Lophorina is a genus of birds in the birds-of-paradise family Paradisaeidae that are endemic to New Guinea, formerly containing a single species, but as of 2017, containing three species.

==Taxonomy==
The genus Lophorina was introduced in 1816 by the French ornithologist Louis Pierre Vieillot for a single species, Paradisea superba, the Vogelkop lophorina. This is now the type species. The genus name combines the Ancient Greek lophos meaning "crest" or "tuft" with rhis, rhinos meaning "nostrils. The genus formerly contained a single species, the superb bird-of-paradise, which had five subspecies. In 2017 the Swedish ornithologist Martin Irestedt and collaborators suggested that the superb bird-of-paradise should be split into three species. They also proposed a neotype from the Kobowre Mountains in New Guinea for the no longer extant type specimen for Paradisea superba. The original type specimen for superba had been assumed to come from the Bird's Head Peninsula (known as Vogelkop in Dutch and Indonesian). Although, the split was generally supported by other ornithologists, the designation of the neotype and the resulting assignment of subspecies were strongly disputed. The taxonomy adopted here rejects the designation of the neotype but splits the superb bird-of-paradise into three species.

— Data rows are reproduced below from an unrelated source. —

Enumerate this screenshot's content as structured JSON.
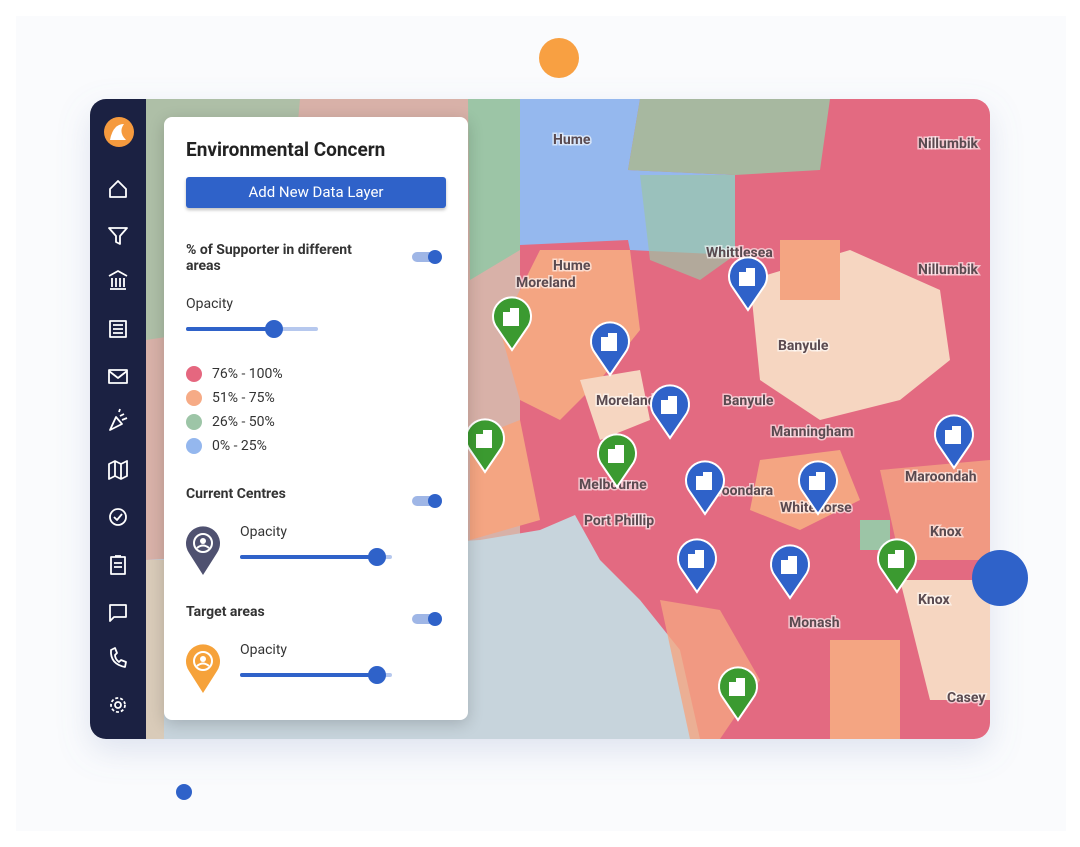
{
  "panel": {
    "title": "Environmental Concern",
    "button": "Add New Data Layer",
    "layers": [
      {
        "title": "% of Supporter in different areas",
        "opacity_label": "Opacity"
      },
      {
        "title": "Current Centres",
        "opacity_label": "Opacity"
      },
      {
        "title": "Target areas",
        "opacity_label": "Opacity"
      }
    ],
    "legend": [
      {
        "label": "76% - 100%",
        "color": "#e5677f"
      },
      {
        "label": "51% - 75%",
        "color": "#f6ab86"
      },
      {
        "label": "26% - 50%",
        "color": "#9dc5a7"
      },
      {
        "label": "0% - 25%",
        "color": "#94b7ee"
      }
    ]
  },
  "map": {
    "labels": [
      "Hume",
      "Whittlesea",
      "Nillumbik",
      "Nillumbik",
      "Banyule",
      "Banyule",
      "Moreland",
      "Moreland",
      "Manningham",
      "Melbourne",
      "Port Phillip",
      "Boroondara",
      "Whitehorse",
      "Maroondah",
      "Knox",
      "Knox",
      "Monash",
      "Casey",
      "Hume"
    ]
  }
}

The genus contains the following three species:

| Image | Common name | Scientific name | Distribution |
|---|---|---|---|
|  | Vogelkop lophorina | Lophorina superba | Montane northwest New Guinea. |
|  | Greater lophorina | Lophorina latipennis | Central and northeast montane regions of New Guinea. |
|  | Lesser lophorina | Lophorina minor | Endemic to the Bird's Tail Peninsula of Papua New Guinea. |

==Description==
All members sport a jet-black to black body found only in males, while their female counterparts sport brown upperparts (shade depends on the species) with barred underparts; they have a relatively long to shortish, slender, crow-like bill, and various ornaments. All three species have a distinctive cape found on the nape that they push forward, an iridescent blue-green crown, and an iridescent blue-greenish breast shield that appears to be "smiling" (L. superba) and "frowning" (L. niedda) that the males use to court females. When it comes to the courtship of the female lophorina, males tend to start crouching, showing a repeated display of their breast shield and an exaggerated downward movement to show their crown to the female. During a high intensity display, the male will also fan his nape cape, forming a semi-circle overhead, and around breast shield, all while hopping around the female. When in full display, the birds look like an otherworldly cartoon character with a fully black face, blue eyes, and blue mouth as they try their best to hop and dance around a potential mate.